Just How Much Can Frequency Ordering Be improved On?

A post to the graded-reader mailing list from March 26, 2008.

Here's a quick demonstration. Recall that in my previous post, I pointed out that learning the top 100 inflected forms gives you 0 (zero, nada) target versus in the GNT. I showed that, for example target 130528 (1 Thessalonians 5.28) gets excluded because of one form that is #235 while the other eight forms appear in the top 66.

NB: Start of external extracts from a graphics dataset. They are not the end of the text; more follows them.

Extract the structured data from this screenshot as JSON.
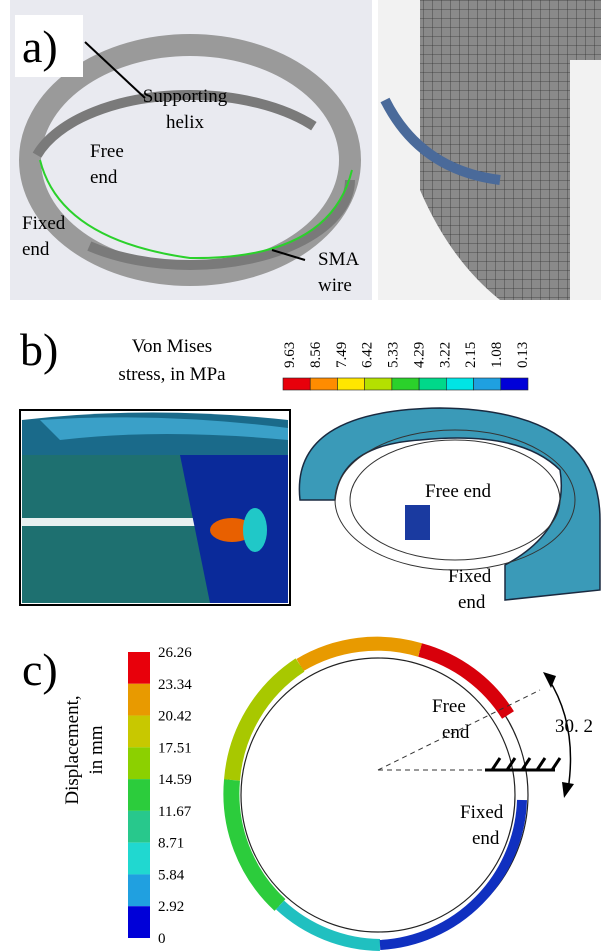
{
  "panel_a": {
    "label": "a)",
    "supporting_helix": [
      "Supporting",
      "helix"
    ],
    "free_end": [
      "Free",
      "end"
    ],
    "fixed_end": [
      "Fixed",
      "end"
    ],
    "sma_wire": [
      "SMA",
      "wire"
    ]
  },
  "panel_b": {
    "label": "b)",
    "colorbar_title": [
      "Von Mises",
      "stress, in MPa"
    ],
    "colorbar_labels": [
      "9.63",
      "8.56",
      "7.49",
      "6.42",
      "5.33",
      "4.29",
      "3.22",
      "2.15",
      "1.08",
      "0.13"
    ],
    "colorbar_colors": [
      "#e8000b",
      "#ff8c00",
      "#ffe600",
      "#b4e000",
      "#2bd12b",
      "#00d88a",
      "#00e5e5",
      "#1fa0e0",
      "#0000d8"
    ],
    "free_end": "Free end",
    "fixed_end": [
      "Fixed",
      "end"
    ]
  },
  "panel_c": {
    "label": "c)",
    "colorbar_title": [
      "Displacement,",
      "in mm"
    ],
    "colorbar_labels": [
      "26.26",
      "23.34",
      "20.42",
      "17.51",
      "14.59",
      "11.67",
      "8.71",
      "5.84",
      "2.92",
      "0"
    ],
    "colorbar_colors": [
      "#e8000b",
      "#e89a00",
      "#c8c800",
      "#8cd000",
      "#2ccc3c",
      "#28c88c",
      "#20d8d0",
      "#20a0e0",
      "#0000d8"
    ],
    "free_end": [
      "Free",
      "end"
    ],
    "fixed_end": [
      "Fixed",
      "end"
    ],
    "angle": "30. 2"
  }
}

Well, what if those 9 forms were learnt first? That is:

Χριστοῦ, κυρίου, Ἰησοῦ, ὑμῶν, μετά, τοῦ, χάρις, ἡ, ἡμῶν

Not only could 130528 be read but also 071623

Now if the reader learnt πάντων (just one more form) they could read three more verses: 140318, 191325 and 272221

Now introduce these six forms:

καί, ὑμῖν, ἀπό, εἰρήνη, πατρός, θεοῦ

and suddenly seven more verses are readable: 140102, 070103, 100102, 110102, 090103, 180103, 080102

This was just with one algorithm I'm experimenting with (which I'll explain and provide code for soon) and there are likely others than do better.

So instead of 100 forms giving 0 verses, we now have just 16 forms giving us 12 entire verses from an actual corpus.

The usual caveats apply: items are considered independent and equally easy to learn, there's no consideration of morphology, syntax, idiom
and this is using verses as targets. We'll fix all that over time.

James